コナンは何も悪くない。悪いのはすべて、目の前にいるこの男だ。まさか自分に相談なしで、こんなことをしていたとは。
文句のひとつでも言ってやりたかったが、盗聴器によってすべて聴かれてしまったあとでは、何も言葉が浮かばない。「今のは聴かなかったことにしろ」と言っても、赤井は聞き入れてはくれないだろう。
「ところで、先程のボウヤの話だが……」
「その話はもう終わりです!」
降谷が大きな声を上げると、隣にいたコナンがびくりと身体を震わせる。赤井は構わず話を続けた。
「俺が君に言う“かわいい”も特別なんだが、もしかして気づいていなかったのかな?」
「…………」
特別ということは、つまり、赤井も自分を好きだということなのだろうか。思いがけない真実を告げられて、降谷は混乱した。
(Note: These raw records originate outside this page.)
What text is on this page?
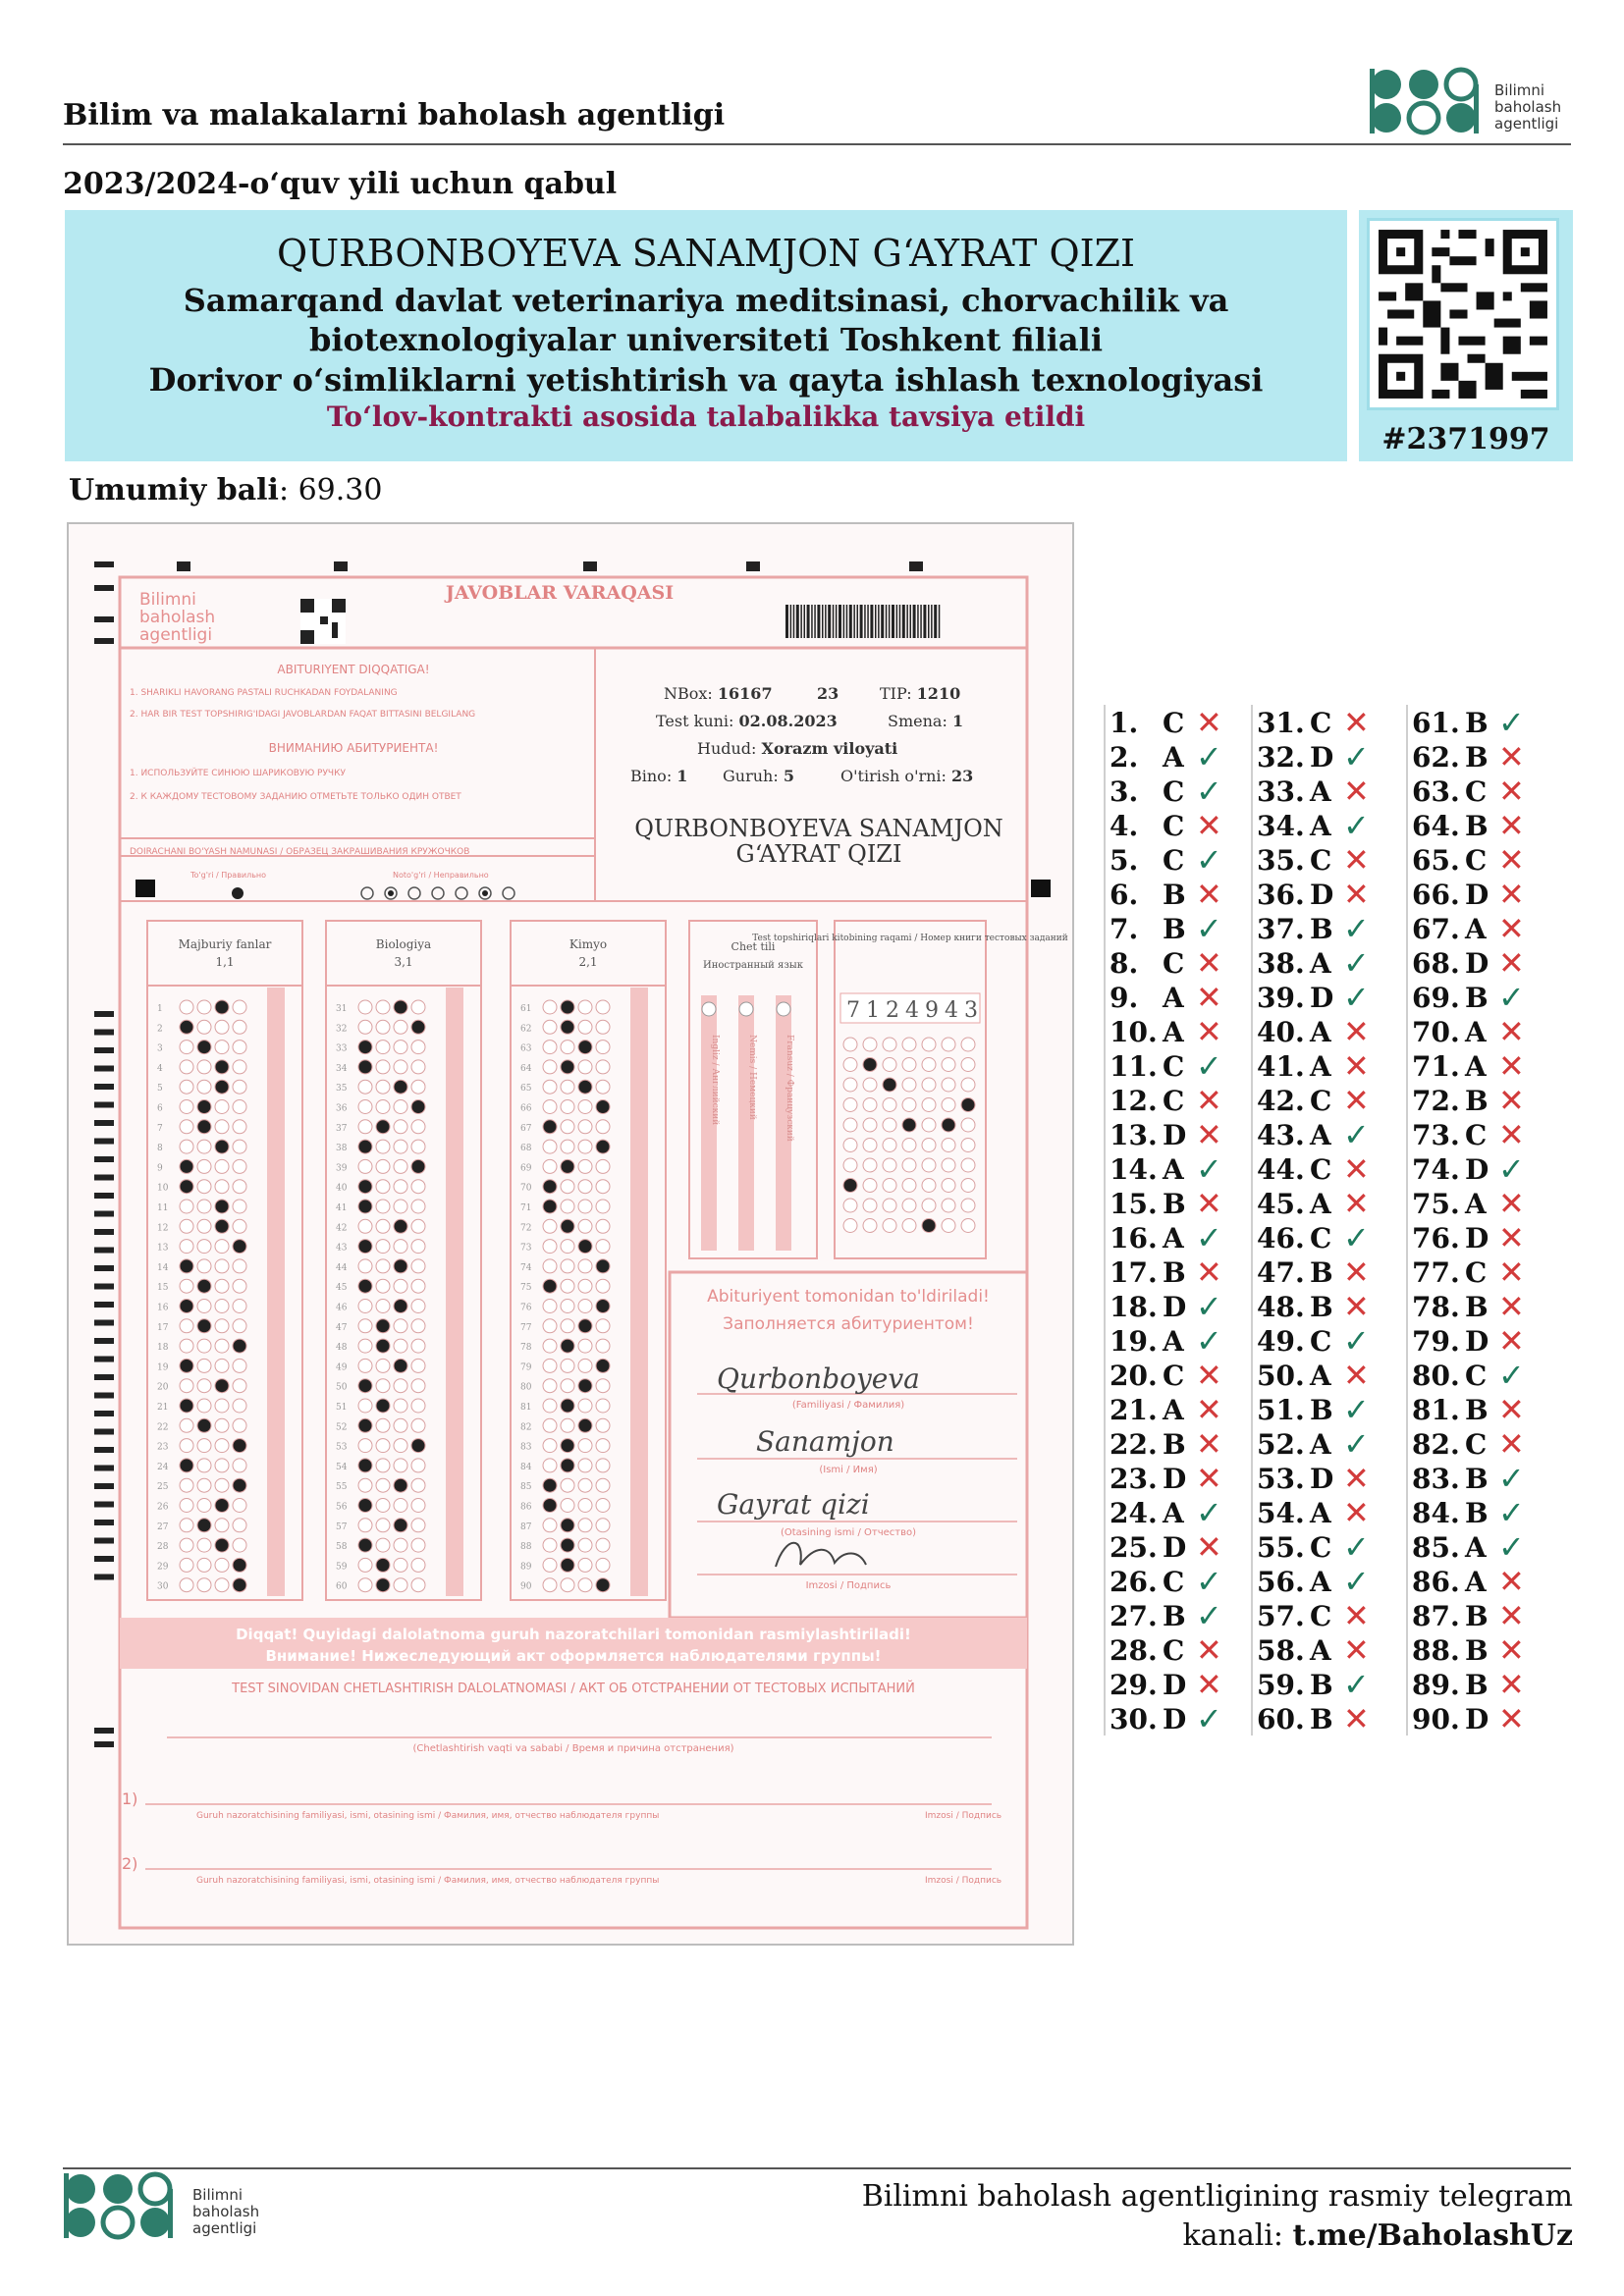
Bilim va malakalarni baholash agentligi
Bilimni
baholash
agentligi
2023/2024-o‘quv yili uchun qabul
QURBONBOYEVA SANAMJON G‘AYRAT QIZI
Samarqand davlat veterinariya meditsinasi, chorvachilik va
biotexnologiyalar universiteti Toshkent filiali
Dorivor o‘simliklarni yetishtirish va qayta ishlash texnologiyasi
To‘lov-kontrakti asosida talabalikka tavsiya etildi
#2371997
Umumiy bali: 69.30
Bilimni
baholash
agentligi
JAVOBLAR VARAQASI
ABITURIYENT DIQQATIGA!
1. SHARIKLI HAVORANG PASTALI RUCHKADAN FOYDALANING
2. HAR BIR TEST TOPSHIRIG'IDAGI JAVOBLARDAN FAQAT BITTASINI BELGILANG
ВНИМАНИЮ АБИТУРИЕНТА!
1. ИСПОЛЬЗУЙТЕ СИНЮЮ ШАРИКОВУЮ РУЧКУ
2. К КАЖДОМУ ТЕСТОВОМУ ЗАДАНИЮ ОТМЕТЬТЕ ТОЛЬКО ОДИН ОТВЕТ
DOIRACHANI BO'YASH NAMUNASI / ОБРАЗЕЦ ЗАКРАШИВАНИЯ КРУЖОЧКОВ
To'g'ri / Правильно	Noto'g'ri / Неправильно
NBox: 16167	23	TIP: 1210
Test kuni: 02.08.2023	Smena: 1
Hudud: Xorazm viloyati
Bino: 1 Guruh: 5	O'tirish o'rni: 23
QURBONBOYEVA SANAMJON
G‘AYRAT QIZI
Majburiy fanlar
1,1
1
2
3
4
5
6
7
8
9
10
11
12
13
14
15
16
17
18
19
20
21
22
23
24
25
26
27
28
29
30
Biologiya
3,1
31
32
33
34
35
36
37
38
39
40
41
42
43
44
45
46
47
48
49
50
51
52
53
54
55
56
57
58
59
60
Kimyo
2,1
61
62
63
64
65
66
67
68
69
70
71
72
73
74
75
76
77
78
79
80
81
82
83
84
85
86
87
88
89
90
Chet tili
Иностранный язык
Ingliz / Английский	Nemis / Немецкий	Fransuz / Французский
Test topshiriqlari kitobining raqami / Номер книги тестовых заданий
7124943
Abituriyent tomonidan to'ldiriladi!
Заполняется абитуриентом!
(Familiyasi / Фамилия)
(Ismi / Имя)
(Otasining ismi / Отчество)
Imzosi / Подпись
Qurbonboyeva
Sanamjon
Gayrat qizi
Diqqat! Quyidagi dalolatnoma guruh nazoratchilari tomonidan rasmiylashtiriladi!
Внимание! Нижеследующий акт оформляется наблюдателями группы!
TEST SINOVIDAN CHETLASHTIRISH DALOLATNOMASI / АКТ ОБ ОТСТРАНЕНИИ ОТ ТЕСТОВЫХ ИСПЫТАНИЙ
(Chetlashtirish vaqti va sababi / Время и причина отстранения)
1)
Guruh nazoratchisining familiyasi, ismi, otasining ismi / Фамилия, имя, отчество наблюдателя группы	Imzosi / Подпись
2)
Guruh nazoratchisining familiyasi, ismi, otasining ismi / Фамилия, имя, отчество наблюдателя группы	Imzosi / Подпись
1. C ✕
2. A ✓
3. C ✓
4. C ✕
5. C ✓
6. B ✕
7. B ✓
8. C ✕
9. A ✕
10. A ✕
11. C ✓
12. C ✕
13. D ✕
14. A ✓
15. B ✕
16. A ✓
17. B ✕
18. D ✓
19. A ✓
20. C ✕
21. A ✕
22. B ✕
23. D ✕
24. A ✓
25. D ✕
26. C ✓
27. B ✓
28. C ✕
29. D ✕
30. D ✓
31. C ✕
32. D ✓
33. A ✕
34. A ✓
35. C ✕
36. D ✕
37. B ✓
38. A ✓
39. D ✓
40. A ✕
41. A ✕
42. C ✕
43. A ✓
44. C ✕
45. A ✕
46. C ✓
47. B ✕
48. B ✕
49. C ✓
50. A ✕
51. B ✓
52. A ✓
53. D ✕
54. A ✕
55. C ✓
56. A ✓
57. C ✕
58. A ✕
59. B ✓
60. B ✕
61. B ✓
62. B ✕
63. C ✕
64. B ✕
65. C ✕
66. D ✕
67. A ✕
68. D ✕
69. B ✓
70. A ✕
71. A ✕
72. B ✕
73. C ✕
74. D ✓
75. A ✕
76. D ✕
77. C ✕
78. B ✕
79. D ✕
80. C ✓
81. B ✕
82. C ✕
83. B ✓
84. B ✓
85. A ✓
86. A ✕
87. B ✕
88. B ✕
89. B ✕
90. D ✕
Bilimni
baholash
agentligi
Bilimni baholash agentligining rasmiy telegram
kanali: t.me/BaholashUz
何も言えずに、ただただ混乱していると、赤井が自分に近づいてくる。逃げようとしても腕を掴まれて身動きができない。逃げることもできずに佇んでいると、自分だけに聞こえるよう、赤井が自分の耳に唇を寄せて、直接言葉を吹き込んできた。
「昔も今も、俺は君が可愛くて可愛くて仕方がないんだよ」
これまで聞いたことのない赤井の声。愛しい存在に向けるような声音で言うので、降谷はぶわりと顔が熱くなるのを感じた。
腰を砕かれたように、その場に立っていられなくなり、思わずしゃがみ込んでしまう。
赤井が嬉しそうな表情でこちらを見ている。その隣でコナンが、「安室さん、大丈夫?!」と声を上げた。